When on the market to buy a home, one of the foremost concerns for homeowners is whether or not their home is safe. But getting the full scope of how a safe a home is can be difficult with a single visit or with one internet search, especially if you aren’t applying effective strategies when you’re doing your homework.
The next time you’re buying, remember these tips while researching the safety of your potential home so that you’re investing in safety rather than just square footage. With a focused study of a house along with an insight on the surrounding neighborhood, you can make a home purchase with a drastically reduced possibility of encountering crime.
With a simple search, it can be easy to find a wealth of statistics and graphics for crime levels anywhere. However, these stats can be misleading if they aren’t taken with some context. For example, crime levels in California average around 4.23 per 1,000 residents; however, consider the fact that cities like Arcadia experience less than 1 per 1,000 whereas areas like Oakland suffer crime rates of almost 20 per 1,000.
Crime rates tend to very intensely based on individual areas rather than entire regions, so researching your specific area rather than general statistics is extremely important for an accurate idea of what crime might look like.
Checking the Area
There is a great deal at play in your home’s actual location that can help you determine its safety. If it is situated far off of main roads in less dense population centers, this statistically improves your chances of reduced levels of crime. It’s important to make a note of anything that might indicate the neighborhood’s safety.
- Foreclosed and poorly maintained properties are red flags to a neighborhood. These properties are more likely to be hotbeds of criminal activity.
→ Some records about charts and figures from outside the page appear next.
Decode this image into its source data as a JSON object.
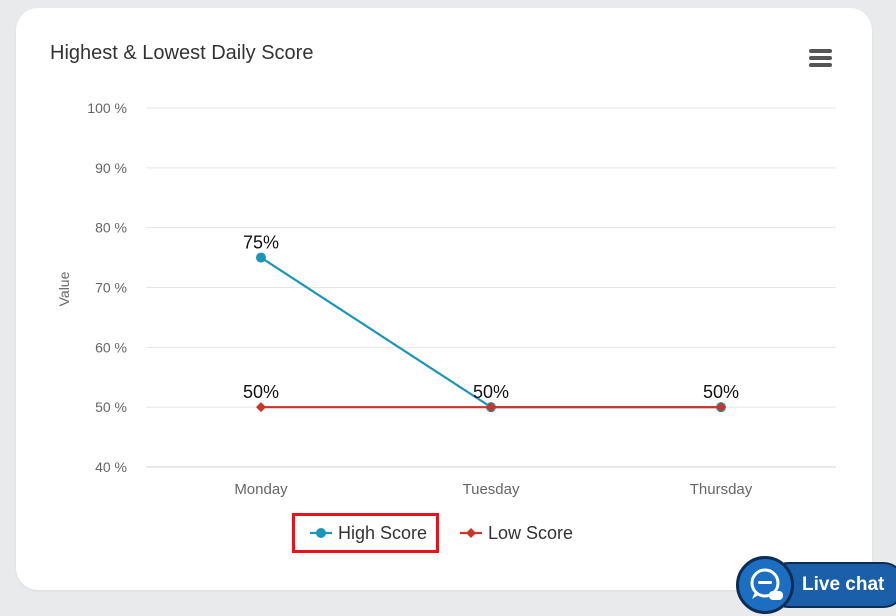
{
  "card": {
    "title": "Highest & Lowest Daily Score",
    "menu_icon": "hamburger-menu-icon"
  },
  "chart_data": {
    "type": "line",
    "title": "Highest & Lowest Daily Score",
    "xlabel": "",
    "ylabel": "Value",
    "ylim": [
      40,
      100
    ],
    "yticks": [
      "40 %",
      "50 %",
      "60 %",
      "70 %",
      "80 %",
      "90 %",
      "100 %"
    ],
    "categories": [
      "Monday",
      "Tuesday",
      "Thursday"
    ],
    "grid": true,
    "legend_placement": "bottom-center",
    "series": [
      {
        "name": "High Score",
        "values": [
          75,
          50,
          50
        ],
        "labels": [
          "75%",
          "50%",
          "50%"
        ],
        "color": "#1c96b8",
        "marker": "circle"
      },
      {
        "name": "Low Score",
        "values": [
          50,
          50,
          50
        ],
        "labels": [
          "50%",
          "50%",
          "50%"
        ],
        "color": "#c8352a",
        "marker": "diamond"
      }
    ],
    "highlighted_legend_item": "High Score",
    "highlight_color": "#e8121b"
  },
  "live_chat": {
    "label": "Live chat",
    "icon": "chat-bubble-icon"
  }
}
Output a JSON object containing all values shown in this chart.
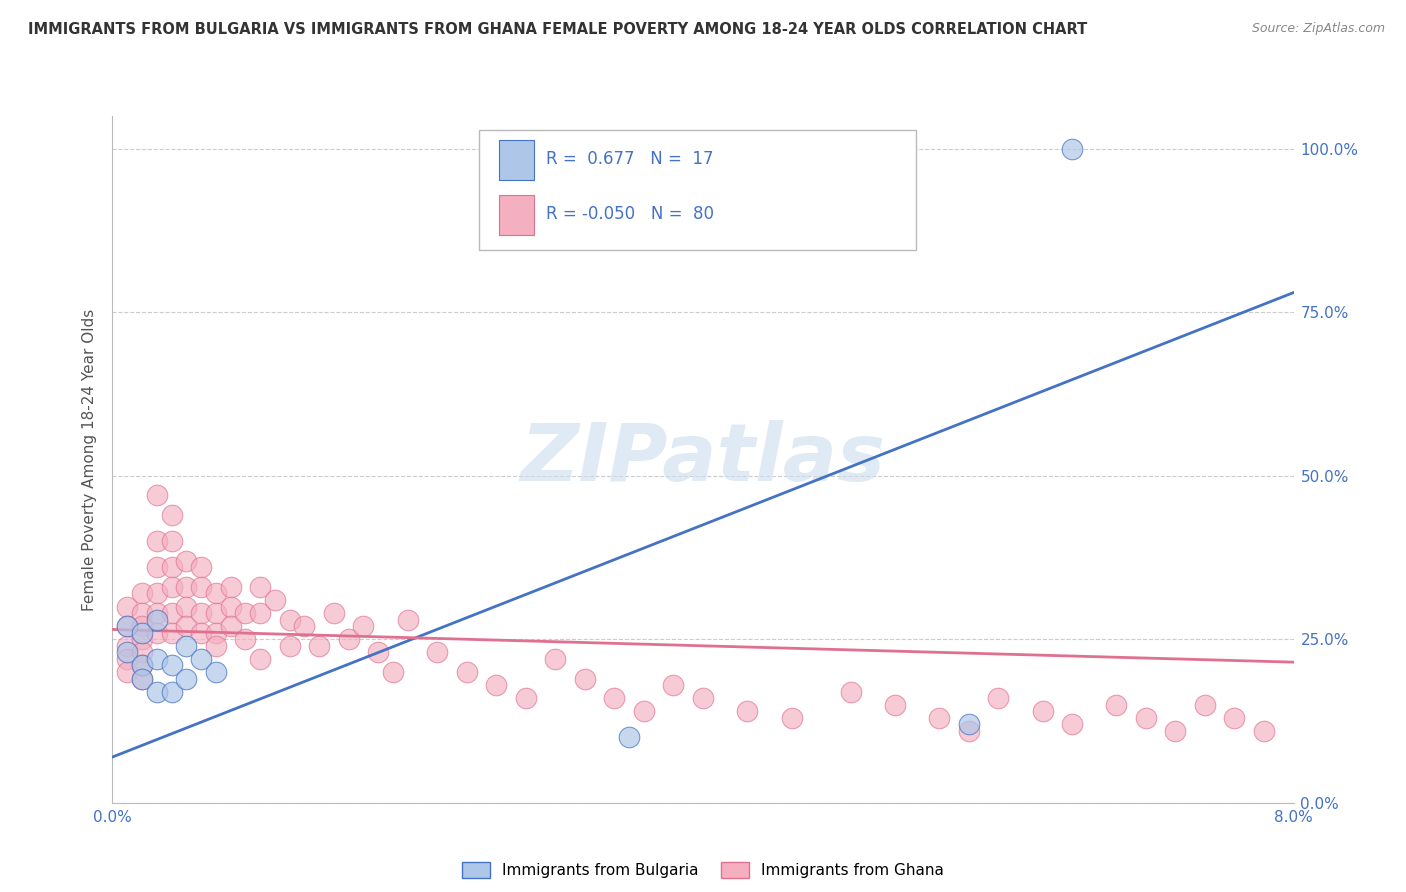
{
  "title": "IMMIGRANTS FROM BULGARIA VS IMMIGRANTS FROM GHANA FEMALE POVERTY AMONG 18-24 YEAR OLDS CORRELATION CHART",
  "source": "Source: ZipAtlas.com",
  "ylabel": "Female Poverty Among 18-24 Year Olds",
  "xlim": [
    0.0,
    0.08
  ],
  "ylim": [
    0.0,
    1.05
  ],
  "ytick_labels": [
    "0.0%",
    "25.0%",
    "50.0%",
    "75.0%",
    "100.0%"
  ],
  "ytick_values": [
    0.0,
    0.25,
    0.5,
    0.75,
    1.0
  ],
  "bulgaria_R": 0.677,
  "bulgaria_N": 17,
  "ghana_R": -0.05,
  "ghana_N": 80,
  "bulgaria_color": "#aec6e8",
  "ghana_color": "#f4afc0",
  "bulgaria_line_color": "#4472c4",
  "ghana_line_color": "#e07090",
  "watermark_text": "ZIPatlas",
  "background_color": "#ffffff",
  "grid_color": "#cccccc",
  "title_color": "#333333",
  "right_axis_color": "#4472c4",
  "bul_line_x": [
    0.0,
    0.08
  ],
  "bul_line_y": [
    0.07,
    0.78
  ],
  "gha_line_x": [
    0.0,
    0.08
  ],
  "gha_line_y": [
    0.265,
    0.215
  ],
  "bulgaria_scatter_x": [
    0.001,
    0.001,
    0.002,
    0.002,
    0.002,
    0.003,
    0.003,
    0.003,
    0.004,
    0.004,
    0.005,
    0.005,
    0.006,
    0.007,
    0.035,
    0.058,
    0.065
  ],
  "bulgaria_scatter_y": [
    0.27,
    0.23,
    0.21,
    0.19,
    0.26,
    0.17,
    0.22,
    0.28,
    0.21,
    0.17,
    0.19,
    0.24,
    0.22,
    0.2,
    0.1,
    0.12,
    1.0
  ],
  "ghana_scatter_x": [
    0.001,
    0.001,
    0.001,
    0.001,
    0.001,
    0.002,
    0.002,
    0.002,
    0.002,
    0.002,
    0.002,
    0.002,
    0.003,
    0.003,
    0.003,
    0.003,
    0.003,
    0.003,
    0.004,
    0.004,
    0.004,
    0.004,
    0.004,
    0.004,
    0.005,
    0.005,
    0.005,
    0.005,
    0.006,
    0.006,
    0.006,
    0.006,
    0.007,
    0.007,
    0.007,
    0.007,
    0.008,
    0.008,
    0.008,
    0.009,
    0.009,
    0.01,
    0.01,
    0.01,
    0.011,
    0.012,
    0.012,
    0.013,
    0.014,
    0.015,
    0.016,
    0.017,
    0.018,
    0.019,
    0.02,
    0.022,
    0.024,
    0.026,
    0.028,
    0.03,
    0.032,
    0.034,
    0.036,
    0.038,
    0.04,
    0.043,
    0.046,
    0.05,
    0.053,
    0.056,
    0.058,
    0.06,
    0.063,
    0.065,
    0.068,
    0.07,
    0.072,
    0.074,
    0.076,
    0.078
  ],
  "ghana_scatter_y": [
    0.3,
    0.27,
    0.24,
    0.22,
    0.2,
    0.32,
    0.29,
    0.27,
    0.25,
    0.23,
    0.21,
    0.19,
    0.47,
    0.4,
    0.36,
    0.32,
    0.29,
    0.26,
    0.44,
    0.4,
    0.36,
    0.33,
    0.29,
    0.26,
    0.37,
    0.33,
    0.3,
    0.27,
    0.36,
    0.33,
    0.29,
    0.26,
    0.32,
    0.29,
    0.26,
    0.24,
    0.33,
    0.3,
    0.27,
    0.29,
    0.25,
    0.33,
    0.29,
    0.22,
    0.31,
    0.28,
    0.24,
    0.27,
    0.24,
    0.29,
    0.25,
    0.27,
    0.23,
    0.2,
    0.28,
    0.23,
    0.2,
    0.18,
    0.16,
    0.22,
    0.19,
    0.16,
    0.14,
    0.18,
    0.16,
    0.14,
    0.13,
    0.17,
    0.15,
    0.13,
    0.11,
    0.16,
    0.14,
    0.12,
    0.15,
    0.13,
    0.11,
    0.15,
    0.13,
    0.11
  ]
}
In properly functioning neighborhoods, foreclosed homes are typically maintained by a neighborhood association.
- Pay attention to poorly maintained lawns, broken fencing or windows, and other unchecked property damages and graffiti. Excessive garbage, broken down cars, and other kinds of debris are also concerns. Neglected-looking neighborhoods tend to harbor more criminals due to what social scientists call the “broken windows” theory.
- Look for home modifications that might indicate a presence of crime. Padlocked gates, barred windows, and other security measures can be helpful in preventing criminals from accessing a property, but they can also be a warning sign of a local crime problem.
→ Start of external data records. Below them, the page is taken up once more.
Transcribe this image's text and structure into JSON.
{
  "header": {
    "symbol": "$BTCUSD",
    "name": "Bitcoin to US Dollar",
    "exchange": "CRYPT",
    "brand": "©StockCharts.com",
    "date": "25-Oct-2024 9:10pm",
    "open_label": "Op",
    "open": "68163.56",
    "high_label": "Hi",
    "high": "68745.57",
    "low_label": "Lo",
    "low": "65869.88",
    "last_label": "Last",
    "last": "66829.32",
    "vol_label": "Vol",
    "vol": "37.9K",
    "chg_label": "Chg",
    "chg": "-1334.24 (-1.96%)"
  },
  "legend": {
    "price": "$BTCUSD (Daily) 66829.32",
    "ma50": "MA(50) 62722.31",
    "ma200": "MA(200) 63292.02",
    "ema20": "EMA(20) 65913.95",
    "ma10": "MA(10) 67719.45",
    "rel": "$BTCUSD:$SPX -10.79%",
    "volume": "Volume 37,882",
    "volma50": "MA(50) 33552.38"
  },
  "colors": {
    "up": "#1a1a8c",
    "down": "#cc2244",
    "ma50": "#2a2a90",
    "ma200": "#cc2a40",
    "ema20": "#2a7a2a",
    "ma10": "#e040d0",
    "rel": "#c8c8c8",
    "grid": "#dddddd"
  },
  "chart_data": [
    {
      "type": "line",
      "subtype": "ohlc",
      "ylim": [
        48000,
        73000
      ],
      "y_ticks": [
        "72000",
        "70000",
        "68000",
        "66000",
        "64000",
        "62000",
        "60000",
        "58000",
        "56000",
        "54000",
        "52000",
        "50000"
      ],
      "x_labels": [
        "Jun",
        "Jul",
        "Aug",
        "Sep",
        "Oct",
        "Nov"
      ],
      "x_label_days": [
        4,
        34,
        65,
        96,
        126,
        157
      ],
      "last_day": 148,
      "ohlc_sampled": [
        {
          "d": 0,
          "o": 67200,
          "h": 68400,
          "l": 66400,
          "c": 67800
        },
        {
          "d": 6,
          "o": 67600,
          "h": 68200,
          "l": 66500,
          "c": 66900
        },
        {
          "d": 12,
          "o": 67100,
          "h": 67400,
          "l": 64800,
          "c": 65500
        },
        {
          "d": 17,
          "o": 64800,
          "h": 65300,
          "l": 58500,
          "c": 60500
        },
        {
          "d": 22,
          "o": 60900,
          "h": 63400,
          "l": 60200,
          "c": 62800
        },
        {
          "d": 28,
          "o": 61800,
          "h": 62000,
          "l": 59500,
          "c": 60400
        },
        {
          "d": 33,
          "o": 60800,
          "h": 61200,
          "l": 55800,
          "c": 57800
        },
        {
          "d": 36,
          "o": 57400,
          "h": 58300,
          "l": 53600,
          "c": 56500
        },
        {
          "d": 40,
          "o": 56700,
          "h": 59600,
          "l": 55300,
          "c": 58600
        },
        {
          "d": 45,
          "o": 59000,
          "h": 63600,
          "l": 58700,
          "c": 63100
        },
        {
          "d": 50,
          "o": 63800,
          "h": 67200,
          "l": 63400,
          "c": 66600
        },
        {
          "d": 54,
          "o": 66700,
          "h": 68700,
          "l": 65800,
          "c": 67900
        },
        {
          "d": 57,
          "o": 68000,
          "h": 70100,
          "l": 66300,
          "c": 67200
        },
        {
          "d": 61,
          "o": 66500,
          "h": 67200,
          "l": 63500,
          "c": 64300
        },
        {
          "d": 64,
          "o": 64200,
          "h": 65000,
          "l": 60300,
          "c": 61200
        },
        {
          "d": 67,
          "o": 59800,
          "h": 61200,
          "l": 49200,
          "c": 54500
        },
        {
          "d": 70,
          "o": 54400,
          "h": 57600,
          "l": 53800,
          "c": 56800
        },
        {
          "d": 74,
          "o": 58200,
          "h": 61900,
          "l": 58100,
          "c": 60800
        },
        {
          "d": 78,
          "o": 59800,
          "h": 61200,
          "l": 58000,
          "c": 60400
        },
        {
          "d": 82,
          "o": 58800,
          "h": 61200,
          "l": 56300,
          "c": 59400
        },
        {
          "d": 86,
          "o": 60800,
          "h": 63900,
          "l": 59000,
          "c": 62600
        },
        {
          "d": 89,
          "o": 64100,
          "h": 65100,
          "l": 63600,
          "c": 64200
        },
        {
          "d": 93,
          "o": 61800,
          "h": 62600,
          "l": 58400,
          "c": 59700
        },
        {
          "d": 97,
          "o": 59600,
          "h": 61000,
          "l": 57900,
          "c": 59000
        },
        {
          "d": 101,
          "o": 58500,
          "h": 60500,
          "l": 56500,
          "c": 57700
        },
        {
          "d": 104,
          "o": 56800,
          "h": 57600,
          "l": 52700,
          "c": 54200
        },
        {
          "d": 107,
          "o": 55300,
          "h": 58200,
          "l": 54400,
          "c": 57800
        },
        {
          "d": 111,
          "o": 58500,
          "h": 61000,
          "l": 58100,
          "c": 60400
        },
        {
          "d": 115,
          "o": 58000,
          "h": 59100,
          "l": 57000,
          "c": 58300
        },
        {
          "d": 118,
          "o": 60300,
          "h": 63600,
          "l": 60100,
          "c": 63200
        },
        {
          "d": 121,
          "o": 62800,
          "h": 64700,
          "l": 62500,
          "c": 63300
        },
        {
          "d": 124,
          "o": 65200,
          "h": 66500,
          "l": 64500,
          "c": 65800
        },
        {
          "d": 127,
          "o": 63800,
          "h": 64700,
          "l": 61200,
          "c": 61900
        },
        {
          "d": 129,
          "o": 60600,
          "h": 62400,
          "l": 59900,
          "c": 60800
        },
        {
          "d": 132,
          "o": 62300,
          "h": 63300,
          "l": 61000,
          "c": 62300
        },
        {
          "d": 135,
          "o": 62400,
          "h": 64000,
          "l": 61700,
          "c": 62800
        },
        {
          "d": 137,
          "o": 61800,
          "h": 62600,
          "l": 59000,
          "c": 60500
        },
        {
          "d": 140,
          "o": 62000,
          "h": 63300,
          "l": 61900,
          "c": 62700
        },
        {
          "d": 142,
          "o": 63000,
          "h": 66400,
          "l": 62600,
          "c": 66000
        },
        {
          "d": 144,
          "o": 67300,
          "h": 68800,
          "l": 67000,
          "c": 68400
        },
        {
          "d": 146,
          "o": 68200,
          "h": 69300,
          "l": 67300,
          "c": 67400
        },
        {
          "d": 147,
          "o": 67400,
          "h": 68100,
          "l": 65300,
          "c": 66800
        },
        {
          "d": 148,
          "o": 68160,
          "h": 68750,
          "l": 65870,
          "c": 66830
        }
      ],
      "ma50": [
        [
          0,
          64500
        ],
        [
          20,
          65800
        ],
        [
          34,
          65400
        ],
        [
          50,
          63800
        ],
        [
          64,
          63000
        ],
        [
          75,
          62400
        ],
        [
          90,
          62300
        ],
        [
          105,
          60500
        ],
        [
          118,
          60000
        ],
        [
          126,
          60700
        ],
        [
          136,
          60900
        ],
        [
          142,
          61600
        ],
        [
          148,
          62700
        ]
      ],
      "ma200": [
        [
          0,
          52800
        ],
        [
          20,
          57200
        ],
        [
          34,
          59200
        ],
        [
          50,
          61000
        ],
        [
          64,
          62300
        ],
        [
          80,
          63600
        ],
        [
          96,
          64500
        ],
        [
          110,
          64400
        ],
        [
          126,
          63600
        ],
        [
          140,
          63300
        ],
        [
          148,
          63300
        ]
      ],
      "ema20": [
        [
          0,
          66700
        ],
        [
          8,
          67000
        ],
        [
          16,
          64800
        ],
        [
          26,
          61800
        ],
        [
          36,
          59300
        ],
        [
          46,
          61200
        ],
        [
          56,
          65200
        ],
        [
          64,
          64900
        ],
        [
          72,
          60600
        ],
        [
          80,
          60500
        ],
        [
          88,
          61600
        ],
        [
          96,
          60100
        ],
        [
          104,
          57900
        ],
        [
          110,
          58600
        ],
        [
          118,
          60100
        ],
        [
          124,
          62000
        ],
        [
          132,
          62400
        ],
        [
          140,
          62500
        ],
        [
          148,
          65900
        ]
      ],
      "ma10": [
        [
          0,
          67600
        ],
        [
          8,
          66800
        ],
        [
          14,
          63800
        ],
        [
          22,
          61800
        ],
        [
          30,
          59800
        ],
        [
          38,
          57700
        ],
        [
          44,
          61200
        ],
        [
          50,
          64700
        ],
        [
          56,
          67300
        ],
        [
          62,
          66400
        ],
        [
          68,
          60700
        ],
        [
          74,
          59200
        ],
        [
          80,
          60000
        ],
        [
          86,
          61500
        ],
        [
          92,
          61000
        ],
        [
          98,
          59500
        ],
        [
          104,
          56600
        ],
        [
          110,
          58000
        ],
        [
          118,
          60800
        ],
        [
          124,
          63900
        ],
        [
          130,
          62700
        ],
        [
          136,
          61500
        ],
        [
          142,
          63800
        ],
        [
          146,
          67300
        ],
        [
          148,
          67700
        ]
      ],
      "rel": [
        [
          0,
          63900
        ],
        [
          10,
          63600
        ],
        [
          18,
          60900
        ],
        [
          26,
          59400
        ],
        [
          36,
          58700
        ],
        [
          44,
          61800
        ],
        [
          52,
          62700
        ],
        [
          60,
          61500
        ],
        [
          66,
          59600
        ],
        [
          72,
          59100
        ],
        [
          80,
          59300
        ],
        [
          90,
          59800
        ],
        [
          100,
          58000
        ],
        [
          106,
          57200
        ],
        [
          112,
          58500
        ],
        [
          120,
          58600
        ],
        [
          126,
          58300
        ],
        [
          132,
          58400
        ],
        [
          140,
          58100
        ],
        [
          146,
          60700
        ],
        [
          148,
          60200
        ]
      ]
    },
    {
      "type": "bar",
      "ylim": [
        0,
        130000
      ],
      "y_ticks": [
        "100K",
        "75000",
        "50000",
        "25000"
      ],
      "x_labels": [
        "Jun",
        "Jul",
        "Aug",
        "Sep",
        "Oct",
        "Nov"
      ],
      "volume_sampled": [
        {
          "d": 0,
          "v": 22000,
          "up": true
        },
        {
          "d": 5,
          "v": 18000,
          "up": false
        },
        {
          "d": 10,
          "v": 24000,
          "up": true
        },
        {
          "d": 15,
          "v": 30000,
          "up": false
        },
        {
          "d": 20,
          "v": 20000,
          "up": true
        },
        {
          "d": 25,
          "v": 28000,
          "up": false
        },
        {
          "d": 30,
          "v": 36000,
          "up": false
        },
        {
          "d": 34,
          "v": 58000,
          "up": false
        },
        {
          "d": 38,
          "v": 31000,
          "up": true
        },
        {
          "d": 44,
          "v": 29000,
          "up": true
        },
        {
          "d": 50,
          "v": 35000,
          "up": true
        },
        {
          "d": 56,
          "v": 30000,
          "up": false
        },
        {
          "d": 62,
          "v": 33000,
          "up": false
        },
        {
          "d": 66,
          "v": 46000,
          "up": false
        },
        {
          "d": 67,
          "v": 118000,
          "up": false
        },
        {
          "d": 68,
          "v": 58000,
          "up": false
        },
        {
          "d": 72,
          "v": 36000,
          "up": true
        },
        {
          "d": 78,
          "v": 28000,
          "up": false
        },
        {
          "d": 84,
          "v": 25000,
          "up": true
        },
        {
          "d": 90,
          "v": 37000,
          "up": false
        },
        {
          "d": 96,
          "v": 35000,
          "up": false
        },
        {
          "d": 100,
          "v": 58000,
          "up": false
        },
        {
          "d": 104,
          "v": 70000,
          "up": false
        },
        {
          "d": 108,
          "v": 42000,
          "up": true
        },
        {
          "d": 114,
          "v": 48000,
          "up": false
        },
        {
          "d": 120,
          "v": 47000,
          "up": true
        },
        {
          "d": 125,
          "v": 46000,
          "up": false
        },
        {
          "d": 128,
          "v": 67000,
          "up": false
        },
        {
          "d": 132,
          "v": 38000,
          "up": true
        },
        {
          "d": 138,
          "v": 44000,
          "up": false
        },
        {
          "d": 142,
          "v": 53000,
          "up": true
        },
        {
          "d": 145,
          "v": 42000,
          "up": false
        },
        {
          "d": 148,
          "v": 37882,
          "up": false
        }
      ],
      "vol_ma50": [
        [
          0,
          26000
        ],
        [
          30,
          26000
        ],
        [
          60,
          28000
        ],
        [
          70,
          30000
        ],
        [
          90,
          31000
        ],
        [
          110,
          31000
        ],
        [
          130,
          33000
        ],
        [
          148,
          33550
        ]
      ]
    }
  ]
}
- What is the nature of foot traffic on the streets? Are there children playing, loiterers lingering around certain properties, or nobody at all? If you notice particular trends during repeated visits, they can be significant to how the neighborhood’s safety is perceived by residents.
Inspecting the Home
While the neighborhood that you live in has a huge impact on your property’s exposure to crime, an even greater amount of factors from within your prospective home influences it. Various home modifications and the way that the property is situated are some of the best ways to judge how safe and resistant it is from crime.
- Is there a fence surrounding the property? Is it tall and sturdy enough to repel crooks? A gated fence is one of the first clues of how well a property can fend off home invasion.
- What do the doors and windows looks like? If doors are flimsy and made with low quality pin tumbler locks without any additions, these are marks against them being able to keep out burglars. If windows lack any kind of additions such as screw anchors or screens, this can provide an easy access for invasion.
- Is there wiring already installed for a security alarm system? This doesn’t necessarily indicate your home’s ability to repel crime, but it is an important and costly consideration if you intend on installing home security additions to your home.
- How visible is your home? If its entrance is out of the way and not visible from the street, this can be a serious security problem. Floodlights and motion sensing lights are both options that can keep a home illuminated, so look for these additions.
The Last Line of Defense
You’re obviously not able to be home with your safe keepings at all times, so the last line of defense between you and a burglar, staking out the home, is a safe. Robbers and burglars frequently “stake out” or “case” their targets and this means that your valuables are left for the taking. It is imperative that a safe is considered as a feasible line of defense. Although, any safe may not work, you should understand burglary ratings because some criminals have access to powerful tools. It is important to do some research before equipping your home with a safe.
These considerations are just a few that you can use to help find a home that is as safe as it might be appealing. While curb appeal and convenience of location can be significant, it’s always important to remember the fundamental reason that shelter exists when making a home purchasing decision – to keep its residents safe.